Wolfsburg's Volkswagen Arena will be unusually quiet at first on Saturday afternoon. The home fans will be silent for the first 19 minutes and 45 seconds due to the Wolves' most recent performances (the club was founded in 1945). The men from Lower Saxony have only won one of their last eight Bundesliga matches, drawing four and losing three. Wolfsburg currently lie 13th in the table, somewhere between the drop zone and the midfield. And their next opponents will be FC Bayern.

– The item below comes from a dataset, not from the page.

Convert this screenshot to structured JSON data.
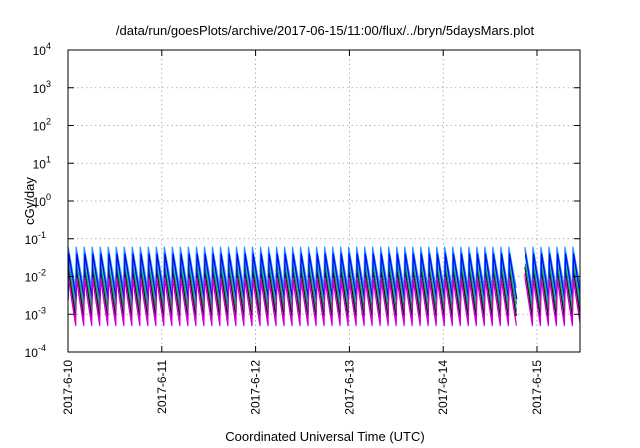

"We don't have much to lose," said coach Martin Schmidt ahead of the encounter with the table-toppers: "We'll approach the match with confidence, with our heads held high." The home side are not without a chance, as they demonstrated in the first half of the season, when they held Bayern to a 2-2 draw. Schmidt demanded "positive thinking" and "courage" against the German record champions: "I have to take the respect away from my team a little and let them know they can hurt Bayern."
Lengthy injury roster
He prepared his team with "talks in small groups and face-to-face conversations." The team must not let themselves be influenced by the unrest in the club's environment, according to Schmidt: "We're trying lots of things but mustn't blindly do things for the sake of doing them. From experience I know how to return to winning ways: with calm."
Defender Paul Verhaegh, who is suffering from a bout of flu, is rated doubtful. "It's going to be tight," said Schmidt. Six key players will miss the match with injury: John Anthony Brooks, Ignacio Camacho, Felix Uduokhai, Jakub Blaszczykowski, Marcel Tisserand und Yannick Gerhardt.